Há uma outra dimensão extraordinariamente sedutora nos seus textos, para a qual o próprio José Oliveira Barata chama a atenção no seu livro sobre o dramaturgo e a sua época – História do Teatro em Portugal (Séc. XVIII): António José da Silva (O Judeu) no Palco Joanino, Lisboa, Difel, 1998 –, que se prende com a frequência com que encontramos alusões à materialidade daquele teatro. No caso de Os Encanto de Medeia, recordaria dois momentos, ilustrativos desta referência muito expressiva à materialidade dos bonecos, ambos atribuídos ao “gracioso” criado Sacatrapo. Um deles é quando, em cena com Arpia, ele recupera o “escangalhado com riso” sugerido pela criada das princesas, para dizer: “Escangalhe-se vossa mercê à sua vontade que eu lhe apertarei os parafusos”. O outro, ocorre após o combate, quando descreve: “tudo quanto encontro são horrores, tudo o que ouço são tambores e tudo o que vejo são bonecos mortos. Que será isto?”. Imagino que para um criador como tu, que tanto tem explorado os recursos expressivos da marioneta, resulte como particularmente sedutora esta consciência, textual e dramaturgicamente expressa, do próprio material que com trabalhas.
Sem dúvida que sim, embora… vou-te confessar: os dois exemplos que deste fui eu que os inventei. Porque, como conhecia muito bem o estilo de bocas do personagem-tipo do “gracioso”, que aparece em todas as peças, senti-me autorizado a tomar certas liberdades. Quando um personagem diz ao outro “já tens bichos na cara”, porque é de madeira, ou sugere “vai pintar a tua carinha com óleo de linhaça” ou, ainda, “já ranges das articulações”, isto abre um imenso campo de possibilidades que também me pareceu interessante explorar.
Mas então, o teu trabalho sobre o texto, além de uma redução funcional, também incluiu alguma invenção…

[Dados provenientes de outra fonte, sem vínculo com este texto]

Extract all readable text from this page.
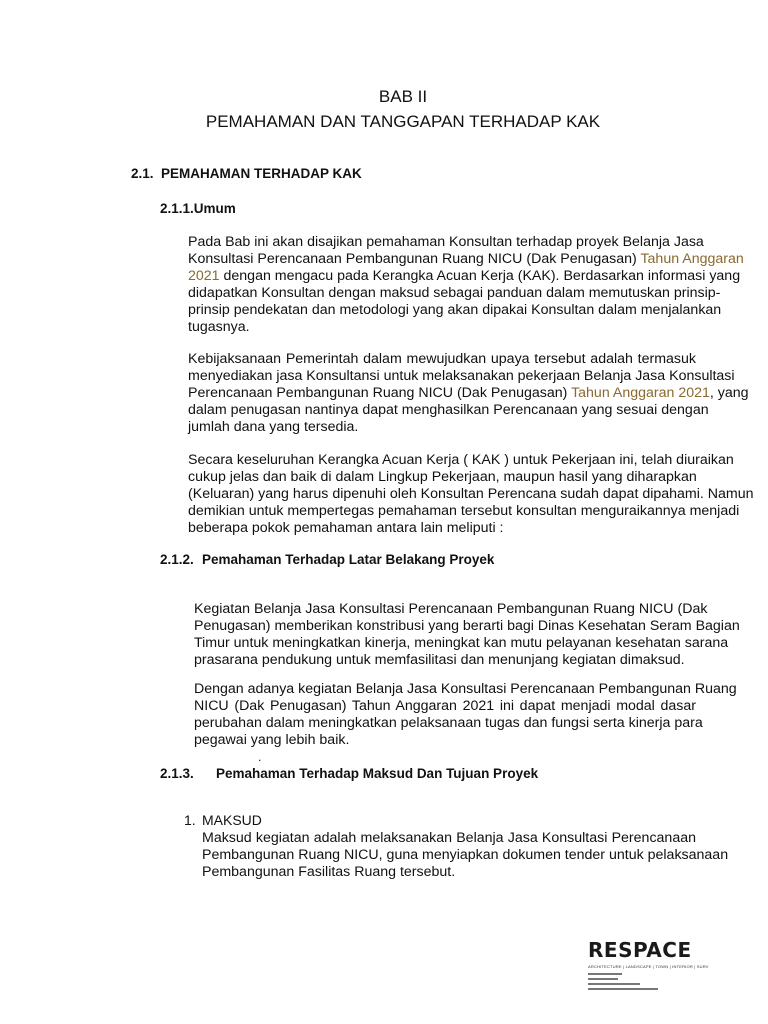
BAB II
PEMAHAMAN DAN TANGGAPAN TERHADAP KAK
2.1. PEMAHAMAN TERHADAP KAK
2.1.1.Umum
Pada Bab ini akan disajikan pemahaman Konsultan terhadap proyek Belanja Jasa
Konsultasi Perencanaan Pembangunan Ruang NICU (Dak Penugasan) Tahun Anggaran
2021 dengan mengacu pada Kerangka Acuan Kerja (KAK). Berdasarkan informasi yang
didapatkan Konsultan dengan maksud sebagai panduan dalam memutuskan prinsip-
prinsip pendekatan dan metodologi yang akan dipakai Konsultan dalam menjalankan
tugasnya.
Kebijaksanaan Pemerintah dalam mewujudkan upaya tersebut adalah termasuk
menyediakan jasa Konsultansi untuk melaksanakan pekerjaan Belanja Jasa Konsultasi
Perencanaan Pembangunan Ruang NICU (Dak Penugasan) Tahun Anggaran 2021, yang
dalam penugasan nantinya dapat menghasilkan Perencanaan yang sesuai dengan
jumlah dana yang tersedia.
Secara keseluruhan Kerangka Acuan Kerja ( KAK ) untuk Pekerjaan ini, telah diuraikan
cukup jelas dan baik di dalam Lingkup Pekerjaan, maupun hasil yang diharapkan
(Keluaran) yang harus dipenuhi oleh Konsultan Perencana sudah dapat dipahami. Namun
demikian untuk mempertegas pemahaman tersebut konsultan menguraikannya menjadi
beberapa pokok pemahaman antara lain meliputi :
2.1.2. Pemahaman Terhadap Latar Belakang Proyek
Kegiatan Belanja Jasa Konsultasi Perencanaan Pembangunan Ruang NICU (Dak
Penugasan) memberikan konstribusi yang berarti bagi Dinas Kesehatan Seram Bagian
Timur untuk meningkatkan kinerja, meningkat kan mutu pelayanan kesehatan sarana
prasarana pendukung untuk memfasilitasi dan menunjang kegiatan dimaksud.
Dengan adanya kegiatan Belanja Jasa Konsultasi Perencanaan Pembangunan Ruang
NICU (Dak Penugasan) Tahun Anggaran 2021 ini dapat menjadi modal dasar
perubahan dalam meningkatkan pelaksanaan tugas dan fungsi serta kinerja para
pegawai yang lebih baik.
.
2.1.3. Pemahaman Terhadap Maksud Dan Tujuan Proyek
1. MAKSUD
Maksud kegiatan adalah melaksanakan Belanja Jasa Konsultasi Perencanaan
Pembangunan Ruang NICU, guna menyiapkan dokumen tender untuk pelaksanaan
Pembangunan Fasilitas Ruang tersebut.
RESPACE
ARCHITECTURE | LANDSCAPE | TOWN | INTERIOR | SURV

Enfim, serão algumas graçolas… Mas eu devo dizer que quando entro no universo do António José da Silva, a dada altura, sinto-me capaz de escrever por ele uma tirada inteira. Penso, contudo, que essas terão sido as duas únicas invenções que acrescentei ao texto mais algumas pequenas frases para dar lógica a determinadas sequências cortadas. Eu estou convencido que o ambiente de representação no Teatro do Bairro Alto seria festivo e descontraído com muito espírito de improviso, até mesmo na tradição dos Bonecos de Sto. Aleixo, incluindo até a participação do público. Mas devo acrescentar que fui também buscar algumas coisas ao manuscrito da Vida de Esopo, que o José Oliveira Barata descobriu, coisas com muita piada que foram depois cortadas da publicação posterior, talvez porque pouco próprias para a moral e os bons costumes da época. Tratam-se de pequenos passos que terão sido utilizados nas representações, mas que nunca mais foram ditos depois daquela época. Um bom exemplo é a réplica genial que o Sacatrapo diz a Arpia, quando esta recusa o casamento, mesmo já no final do espetáculo: “Olha, minha boneca, para ti o das Caldas”. Isto encontra-se nesse original manuscrito da Vida de Esopo, dito pelo Esopo, que é o gracioso equivalente ao Sacatrapo. Estou convencido de que o António José da Silva iria anotando no seu manuscrito algumas coisas que iam surgindo ao longo das representações – um pouco como nós próprios vamos fazendo, em espetáculos que vivem um pouco mais do improviso, como aconteceu como o Vai no Batalha (1993). Além disso, como se vivia uma época de plágios fáceis e outras piratarias, pensa-se que só haveria um texto, para reduzir as possibilidades de passar para terceiros. Daí que seja provável que, nesse texto original, fossem incorporadas muitas das coisas que iam surgindo durante as representações. Quando o texto avançou para a edição, muitos desses acrescentos terão sido ignorados, sobretudo muitas das piadas mais brejeiras. Tratam-se, claro, de graças ditas pela ralé, pelos criados “graciosos”, mas que me parecem muito importantes para reforçar a eficácia comunicativa destes textos, construídos de forma tão elaborada e sofisticada, junto do público mais popular a que se dirigiam os espetáculos.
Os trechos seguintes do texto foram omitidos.